As complementary to the previous project, here I described a higher-level habitat cascade, again in soft-bottom estuarine communities, testing how a higher order habitat cascade affects client diversity. Here, the primary habitat former was again a bivalve while both the secondary and tertiary habitat formers were seaweeds but different in terms of species and morphology. To date, there are only two cases of ‘long habitat cascades’ described but I believe that they are common and widespread even if not enough investigated.
In this study I hypothesized the existence of a 4-level habitat cascade based on the successive interaction between the bivalve Austrovenus stutchburyi, the green seaweed Ulva sp. and the red seaweed Gracilaria chilensis.
With a change of habitat, this project described habitat cascades supported by seagrass and drifting/entangled seaweeds, respectively primary and secondary habitat formers, testing which factors can shape habitat cascades in soft-bottom seagrass systems. Compared to the first project, here the differences between primary and secondary habitat formers are less pronounced as both of them are plants, able to provide shelter, resources, stress buffering in an analogous way. Then, I expected less noticeable effects of the secondary habitat former on the potential effect of the habitat cascade compared to the first project.
In this study, I described an habitat cascade based on the facilitation that the seagrass Zostera muelleri provides toward the drifting seaweeds entangled on its leaves.
As complementary to the previous project, here I described how anthropogenic factors, such as nutrient enrichment and sediment pollution, can reduce the seagrass growing performances and how high rate of sedimentation can, consequently, destabilize the habitat cascades existing in seagrass systems.

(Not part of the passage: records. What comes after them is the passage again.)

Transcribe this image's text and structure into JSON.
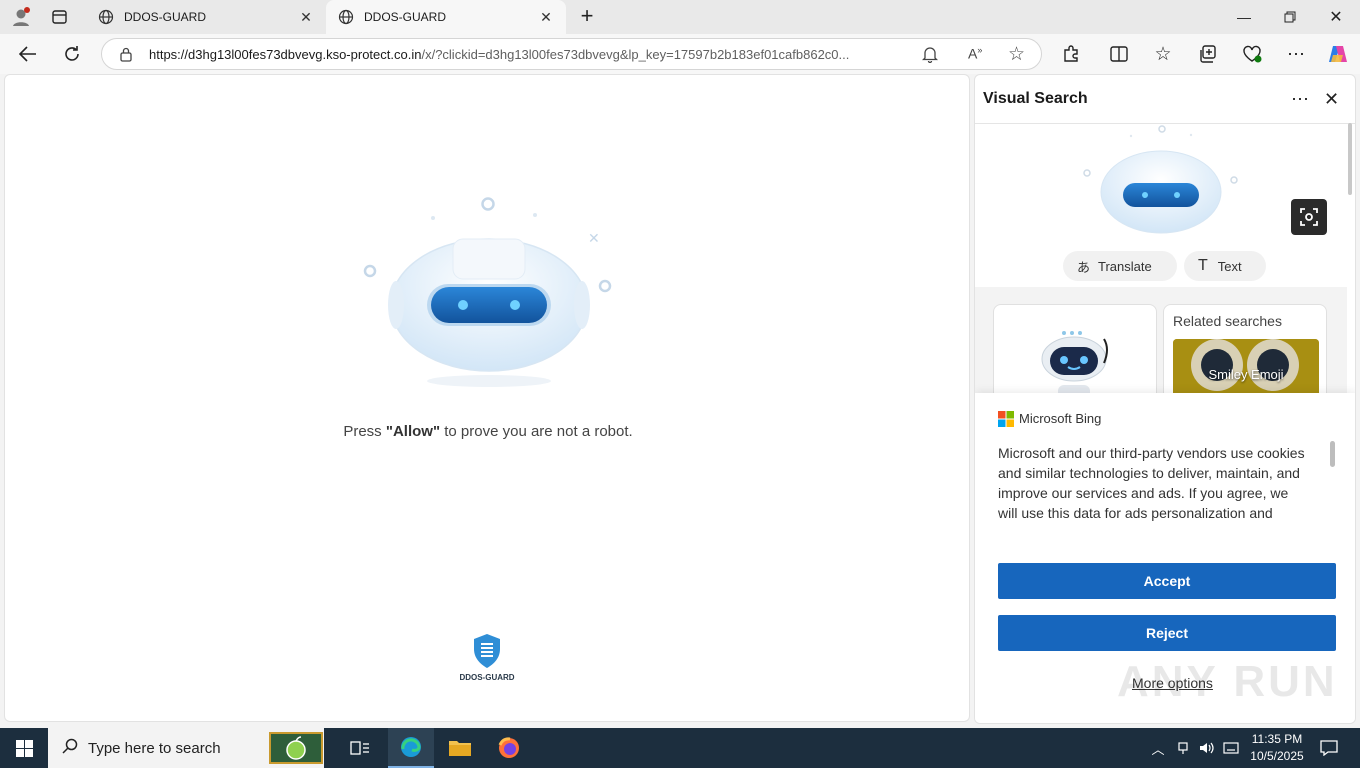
{
  "browser": {
    "tabs": [
      {
        "title": "DDOS-GUARD",
        "active": false
      },
      {
        "title": "DDOS-GUARD",
        "active": true
      }
    ],
    "url_host": "https://d3hg13l00fes73dbvevg.kso-protect.co.in",
    "url_rest": "/x/?clickid=d3hg13l00fes73dbvevg&lp_key=17597b2b183ef01cafb862c0..."
  },
  "page": {
    "prompt_before": "Press ",
    "prompt_strong": "\"Allow\"",
    "prompt_after": " to prove you are not a robot.",
    "logo_text": "DDOS-GUARD"
  },
  "visual_search": {
    "title": "Visual Search",
    "translate_label": "Translate",
    "text_label": "Text",
    "related_heading": "Related searches",
    "related_item": "Smiley Emoji"
  },
  "consent": {
    "brand": "Microsoft Bing",
    "text": "Microsoft and our third-party vendors use cookies and similar technologies to deliver, maintain, and improve our services and ads. If you agree, we will use this data for ads personalization and",
    "accept_label": "Accept",
    "reject_label": "Reject",
    "more_label": "More options"
  },
  "watermark": "ANY RUN",
  "taskbar": {
    "search_placeholder": "Type here to search",
    "time": "11:35 PM",
    "date": "10/5/2025"
  },
  "colors": {
    "accent": "#1766bd",
    "taskbar": "#1c2e3e",
    "robot_visor": "#1e6fc0"
  },
  "icons": [
    "profile-icon",
    "tab-actions-icon",
    "globe-icon",
    "close-icon",
    "new-tab-icon",
    "minimize-icon",
    "restore-icon",
    "back-icon",
    "refresh-icon",
    "lock-icon",
    "bell-icon",
    "read-aloud-icon",
    "favorite-icon",
    "extensions-icon",
    "split-screen-icon",
    "favorites-icon",
    "collections-icon",
    "browser-essentials-icon",
    "more-icon",
    "copilot-icon",
    "visual-search-icon",
    "translate-icon",
    "text-icon",
    "windows-start-icon",
    "search-icon",
    "task-view-icon",
    "edge-icon",
    "file-explorer-icon",
    "firefox-icon",
    "notification-icon"
  ]
}
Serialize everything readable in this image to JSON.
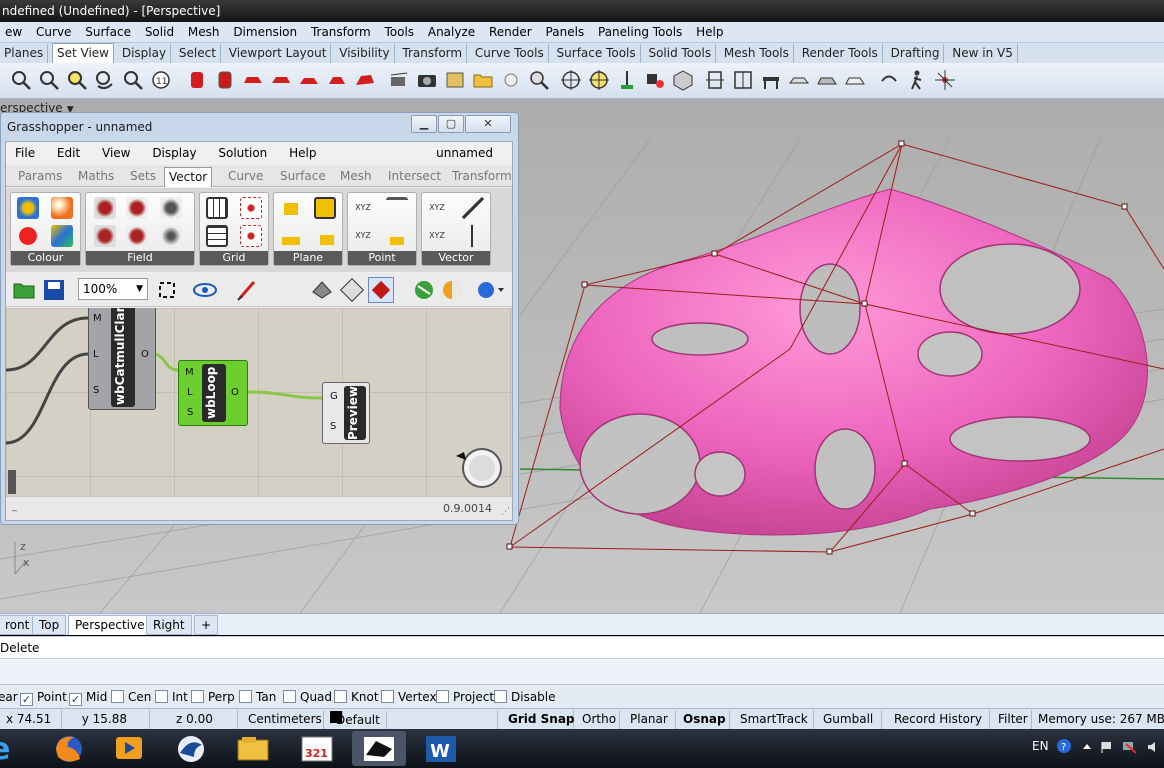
{
  "window": {
    "title": "ndefined (Undefined) - [Perspective]"
  },
  "menu": [
    "ew",
    "Curve",
    "Surface",
    "Solid",
    "Mesh",
    "Dimension",
    "Transform",
    "Tools",
    "Analyze",
    "Render",
    "Panels",
    "Paneling Tools",
    "Help"
  ],
  "toolbar_tabs": [
    "Planes",
    "Set View",
    "Display",
    "Select",
    "Viewport Layout",
    "Visibility",
    "Transform",
    "Curve Tools",
    "Surface Tools",
    "Solid Tools",
    "Mesh Tools",
    "Render Tools",
    "Drafting",
    "New in V5"
  ],
  "active_toolbar_tab": "Set View",
  "viewport": {
    "label": "erspective",
    "axis_z": "z",
    "axis_x": "x"
  },
  "view_tabs": [
    "ront",
    "Top",
    "Perspective",
    "Right"
  ],
  "active_view_tab": "Perspective",
  "command_line": "Delete",
  "osnap": [
    {
      "label": "ear",
      "checked": null
    },
    {
      "label": "Point",
      "checked": true
    },
    {
      "label": "Mid",
      "checked": true
    },
    {
      "label": "Cen",
      "checked": false
    },
    {
      "label": "Int",
      "checked": false
    },
    {
      "label": "Perp",
      "checked": false
    },
    {
      "label": "Tan",
      "checked": false
    },
    {
      "label": "Quad",
      "checked": false
    },
    {
      "label": "Knot",
      "checked": false
    },
    {
      "label": "Vertex",
      "checked": false
    },
    {
      "label": "Project",
      "checked": false
    },
    {
      "label": "Disable",
      "checked": false
    }
  ],
  "status": {
    "x": "x 74.51",
    "y": "y 15.88",
    "z": "z 0.00",
    "units": "Centimeters",
    "layer": "Default",
    "toggles": [
      "Grid Snap",
      "Ortho",
      "Planar",
      "Osnap",
      "SmartTrack",
      "Gumball",
      "Record History",
      "Filter"
    ],
    "bold_toggles": [
      "Grid Snap",
      "Osnap"
    ],
    "memory": "Memory use: 267 MB"
  },
  "taskbar": {
    "language": "EN"
  },
  "grasshopper": {
    "title": "Grasshopper - unnamed",
    "menu": [
      "File",
      "Edit",
      "View",
      "Display",
      "Solution",
      "Help"
    ],
    "file_name": "unnamed",
    "tabs": [
      "Params",
      "Maths",
      "Sets",
      "Vector",
      "Curve",
      "Surface",
      "Mesh",
      "Intersect",
      "Transform"
    ],
    "active_tab": "Vector",
    "groups": [
      "Colour",
      "Field",
      "Grid",
      "Plane",
      "Point",
      "Vector"
    ],
    "zoom": "100%",
    "version": "0.9.0014",
    "components": [
      {
        "name": "wbCatmullClar",
        "inputs": [
          "M",
          "L",
          "S"
        ],
        "outputs": [
          "O"
        ]
      },
      {
        "name": "wbLoop",
        "inputs": [
          "M",
          "L",
          "S"
        ],
        "outputs": [
          "O"
        ]
      },
      {
        "name": "Preview",
        "inputs": [
          "G",
          "S"
        ],
        "outputs": []
      }
    ]
  },
  "colors": {
    "accent_pink": "#ef6fc2",
    "control_polygon": "#9e1b1b",
    "gh_green": "#6ccf2f"
  }
}
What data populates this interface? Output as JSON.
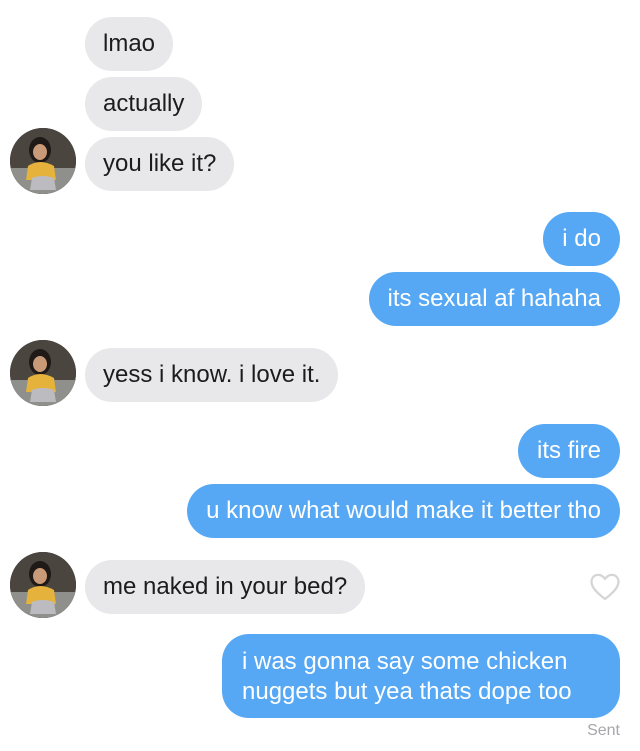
{
  "messages": [
    {
      "side": "received",
      "text": "lmao"
    },
    {
      "side": "received",
      "text": "actually"
    },
    {
      "side": "received",
      "text": "you like it?"
    },
    {
      "side": "sent",
      "text": "i do"
    },
    {
      "side": "sent",
      "text": "its sexual af hahaha"
    },
    {
      "side": "received",
      "text": "yess i know. i love it."
    },
    {
      "side": "sent",
      "text": "its fire"
    },
    {
      "side": "sent",
      "text": "u know what would make it better tho"
    },
    {
      "side": "received",
      "text": "me naked in your bed?"
    },
    {
      "side": "sent",
      "text": "i was gonna say some chicken nuggets but yea thats dope too"
    }
  ],
  "status": "Sent",
  "icons": {
    "avatar": "contact-avatar",
    "reaction": "heart-outline-icon"
  },
  "colors": {
    "sent_bubble": "#56a8f4",
    "received_bubble": "#e8e8ea",
    "received_text": "#1c1c1e",
    "sent_text": "#ffffff",
    "status_text": "#a7a7ab"
  }
}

Here, I investigated the effects of eutrophication and sedimentation on the Zostera muelleri performances and tested how sedimentation affects the habitat cascade based on the interaction seagrass – drifting seaweeds.
This project described how habitat cascades supported on rocky shore by brown canopy-forming seaweeds were shaped in presence of epiphytes, respectively as primary and secondary habitat formers. In line with the other projects, here I tested how the presence of the secondary habitat former can create habitat cascades and affect the local epifaunal. Nevertheless, in this project the two key features consisted in (i) testing the effects of three similar looking primary habitat formers simultaneously (the brown seaweeds Cystophora spp.) and (ii) testing the effects of ecologically more similar primary and secondary habitat formers compared to the previous projects, as here they are both seaweeds, i.e., able to provide analogous benefits.
This study described a rocky shore habitat cascade, based on the interaction between the seaweeds Cystophora spp. and the epiphytes naturally supported.
This project, finally, described how habitat cascades (the same described in the previous project) can affect the secondary production in rocky shore systems. Compared to all the previous projects, where classical community descriptors (such as abundance, richness and community structure) were considered, here I estimated the secondary production as function of epifaunal body biomass and water temperature using an allometric equation.
Here, I described a rocky shore habitat cascade, based on the interaction between the seaweeds Cystophora spp. and the epiphytes naturally supported, testing the effects on the secondary production.